Last and most difficult to figure out is whether or not the wig you are buying matches all your needs. Seriously spend time practicing in the mirror, maybe on an older wig, on a friends ponytail wig or even go into a few stores and tell them you are just looking. Try to see if you would wear the pony higher up or lower down, or if you don’t like the look of a pony at all. If you are wearing it down, ask around to find out if it gets knotty when worn down. Also, if you have more expensive sheitels at home, be aware that the most common reaction to cheaper quality hair is that it gets “dirtier” faster. This may mean that it looks greasy or frizzy earlier than you would expect from your more expensive wigs, and may need to be washed and set more often.
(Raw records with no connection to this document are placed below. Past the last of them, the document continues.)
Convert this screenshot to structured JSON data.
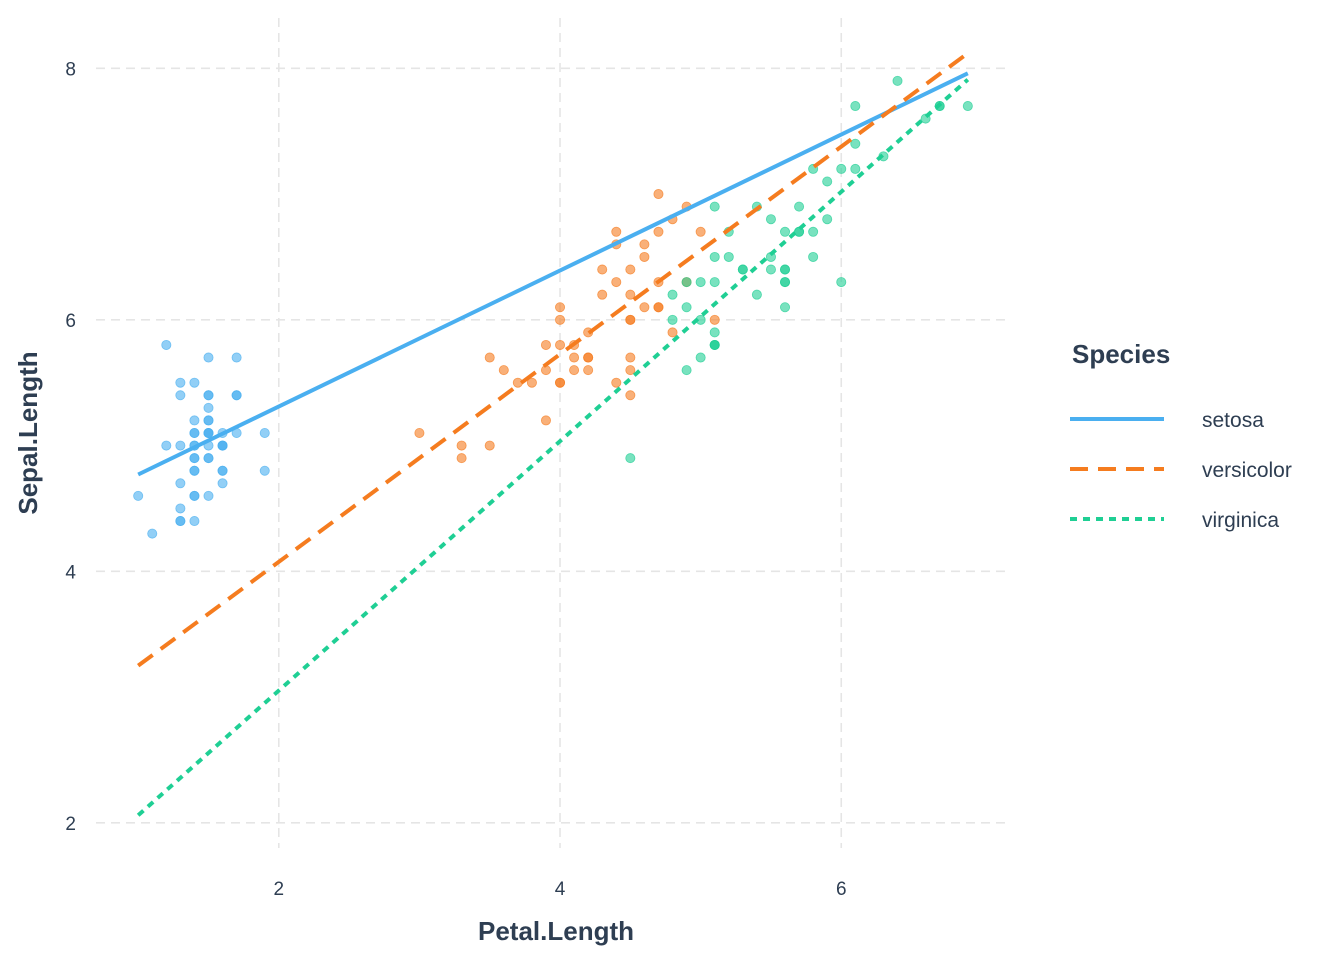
{
  "chart_data": {
    "type": "scatter",
    "title": "",
    "xlabel": "Petal.Length",
    "ylabel": "Sepal.Length",
    "xlim": [
      0.7,
      7.2
    ],
    "ylim": [
      1.8,
      8.4
    ],
    "x_ticks": [
      2,
      4,
      6
    ],
    "y_ticks": [
      2,
      4,
      6,
      8
    ],
    "x_tick_labels": [
      "2",
      "4",
      "6"
    ],
    "y_tick_labels": [
      "2",
      "4",
      "6",
      "8"
    ],
    "grid": true,
    "legend": {
      "title": "Species",
      "position": "right"
    },
    "series": [
      {
        "name": "setosa",
        "color": "#4aaff0",
        "line_style": "solid",
        "fit_line": [
          [
            1.0,
            4.77
          ],
          [
            6.9,
            7.96
          ]
        ],
        "points": [
          [
            1.4,
            5.1
          ],
          [
            1.4,
            4.9
          ],
          [
            1.3,
            4.7
          ],
          [
            1.5,
            4.6
          ],
          [
            1.4,
            5.0
          ],
          [
            1.7,
            5.4
          ],
          [
            1.4,
            4.6
          ],
          [
            1.5,
            5.0
          ],
          [
            1.4,
            4.4
          ],
          [
            1.5,
            4.9
          ],
          [
            1.5,
            5.4
          ],
          [
            1.6,
            4.8
          ],
          [
            1.4,
            4.8
          ],
          [
            1.1,
            4.3
          ],
          [
            1.2,
            5.8
          ],
          [
            1.5,
            5.7
          ],
          [
            1.3,
            5.4
          ],
          [
            1.4,
            5.1
          ],
          [
            1.7,
            5.7
          ],
          [
            1.5,
            5.1
          ],
          [
            1.7,
            5.4
          ],
          [
            1.5,
            5.1
          ],
          [
            1.0,
            4.6
          ],
          [
            1.7,
            5.1
          ],
          [
            1.9,
            4.8
          ],
          [
            1.6,
            5.0
          ],
          [
            1.6,
            5.0
          ],
          [
            1.5,
            5.2
          ],
          [
            1.4,
            5.2
          ],
          [
            1.6,
            4.7
          ],
          [
            1.6,
            4.8
          ],
          [
            1.5,
            5.4
          ],
          [
            1.5,
            5.2
          ],
          [
            1.4,
            5.5
          ],
          [
            1.5,
            4.9
          ],
          [
            1.2,
            5.0
          ],
          [
            1.3,
            5.5
          ],
          [
            1.4,
            4.9
          ],
          [
            1.3,
            4.4
          ],
          [
            1.5,
            5.1
          ],
          [
            1.3,
            5.0
          ],
          [
            1.3,
            4.5
          ],
          [
            1.3,
            4.4
          ],
          [
            1.6,
            5.0
          ],
          [
            1.9,
            5.1
          ],
          [
            1.4,
            4.8
          ],
          [
            1.6,
            5.1
          ],
          [
            1.4,
            4.6
          ],
          [
            1.5,
            5.3
          ],
          [
            1.4,
            5.0
          ]
        ]
      },
      {
        "name": "versicolor",
        "color": "#f57c1f",
        "line_style": "dashed",
        "fit_line": [
          [
            1.0,
            3.25
          ],
          [
            6.9,
            8.12
          ]
        ],
        "points": [
          [
            4.7,
            7.0
          ],
          [
            4.5,
            6.4
          ],
          [
            4.9,
            6.9
          ],
          [
            4.0,
            5.5
          ],
          [
            4.6,
            6.5
          ],
          [
            4.5,
            5.7
          ],
          [
            4.7,
            6.3
          ],
          [
            3.3,
            4.9
          ],
          [
            4.6,
            6.6
          ],
          [
            3.9,
            5.2
          ],
          [
            3.5,
            5.0
          ],
          [
            4.2,
            5.9
          ],
          [
            4.0,
            6.0
          ],
          [
            4.7,
            6.1
          ],
          [
            3.6,
            5.6
          ],
          [
            4.4,
            6.7
          ],
          [
            4.5,
            5.6
          ],
          [
            4.1,
            5.8
          ],
          [
            4.5,
            6.2
          ],
          [
            3.9,
            5.6
          ],
          [
            4.8,
            5.9
          ],
          [
            4.0,
            6.1
          ],
          [
            4.9,
            6.3
          ],
          [
            4.7,
            6.1
          ],
          [
            4.3,
            6.4
          ],
          [
            4.4,
            6.6
          ],
          [
            4.8,
            6.8
          ],
          [
            5.0,
            6.7
          ],
          [
            4.5,
            6.0
          ],
          [
            3.5,
            5.7
          ],
          [
            3.8,
            5.5
          ],
          [
            3.7,
            5.5
          ],
          [
            3.9,
            5.8
          ],
          [
            5.1,
            6.0
          ],
          [
            4.5,
            5.4
          ],
          [
            4.5,
            6.0
          ],
          [
            4.7,
            6.7
          ],
          [
            4.4,
            6.3
          ],
          [
            4.1,
            5.6
          ],
          [
            4.0,
            5.5
          ],
          [
            4.4,
            5.5
          ],
          [
            4.6,
            6.1
          ],
          [
            4.0,
            5.8
          ],
          [
            3.3,
            5.0
          ],
          [
            4.2,
            5.6
          ],
          [
            4.2,
            5.7
          ],
          [
            4.2,
            5.7
          ],
          [
            4.3,
            6.2
          ],
          [
            3.0,
            5.1
          ],
          [
            4.1,
            5.7
          ]
        ]
      },
      {
        "name": "virginica",
        "color": "#1fcf94",
        "line_style": "dotted",
        "fit_line": [
          [
            1.0,
            2.06
          ],
          [
            6.9,
            7.91
          ]
        ],
        "points": [
          [
            6.0,
            6.3
          ],
          [
            5.1,
            5.8
          ],
          [
            5.9,
            7.1
          ],
          [
            5.6,
            6.3
          ],
          [
            5.8,
            6.5
          ],
          [
            6.6,
            7.6
          ],
          [
            4.5,
            4.9
          ],
          [
            6.3,
            7.3
          ],
          [
            5.8,
            6.7
          ],
          [
            6.1,
            7.2
          ],
          [
            5.1,
            6.5
          ],
          [
            5.3,
            6.4
          ],
          [
            5.5,
            6.8
          ],
          [
            5.0,
            5.7
          ],
          [
            5.1,
            5.8
          ],
          [
            5.3,
            6.4
          ],
          [
            5.5,
            6.5
          ],
          [
            6.7,
            7.7
          ],
          [
            6.9,
            7.7
          ],
          [
            5.0,
            6.0
          ],
          [
            5.7,
            6.9
          ],
          [
            4.9,
            5.6
          ],
          [
            6.7,
            7.7
          ],
          [
            4.9,
            6.3
          ],
          [
            5.7,
            6.7
          ],
          [
            6.0,
            7.2
          ],
          [
            4.8,
            6.2
          ],
          [
            4.9,
            6.1
          ],
          [
            5.6,
            6.4
          ],
          [
            5.8,
            7.2
          ],
          [
            6.1,
            7.4
          ],
          [
            6.4,
            7.9
          ],
          [
            5.6,
            6.4
          ],
          [
            5.1,
            6.3
          ],
          [
            5.6,
            6.1
          ],
          [
            6.1,
            7.7
          ],
          [
            5.6,
            6.3
          ],
          [
            5.5,
            6.4
          ],
          [
            4.8,
            6.0
          ],
          [
            5.4,
            6.9
          ],
          [
            5.6,
            6.7
          ],
          [
            5.1,
            6.9
          ],
          [
            5.1,
            5.8
          ],
          [
            5.9,
            6.8
          ],
          [
            5.7,
            6.7
          ],
          [
            5.2,
            6.7
          ],
          [
            5.0,
            6.3
          ],
          [
            5.2,
            6.5
          ],
          [
            5.4,
            6.2
          ],
          [
            5.1,
            5.9
          ]
        ]
      }
    ]
  }
}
For people who are accustomed only to more expensive hair, a ponytail wig may seem like a brief reprieve from spending too much on your wigs, but in the end, you may never be happy with it. My last but most important recommendation is not to buy on sale. Many of these sales force you to make an impulse decision, and the best way to decide on your wog is to take time to research your options. If you’ve already done the research, and you happen upon a sale at the exact brand you chose to buy, then just make sure to check if the cut is included. If not make sure to add that to the cost in your head so that you are comparing prices properly.
Mind if I ask- what’s the average price for a ‘good’ quality pony shaitel? (I don’t know if you answer price questions, but it’s something I would love an opinion about…)
Price is such a variable thing because it really depends on every different sheital macher (if you are using a sheital macher).
It also varies based on the quality of hair and length, and you have to consider whether or not the cut is included or you are going to pay extra. so the price ranges that we can give you are just that – only ranges and estimates.
Now that we said that, we can tell you that the going rate now, are approximately $500-$1500 for cheaper hair mostly depending on length and brand and $2000-$3000 for better quality hair.
Some brands are above or below these ranges but this is our best estimate.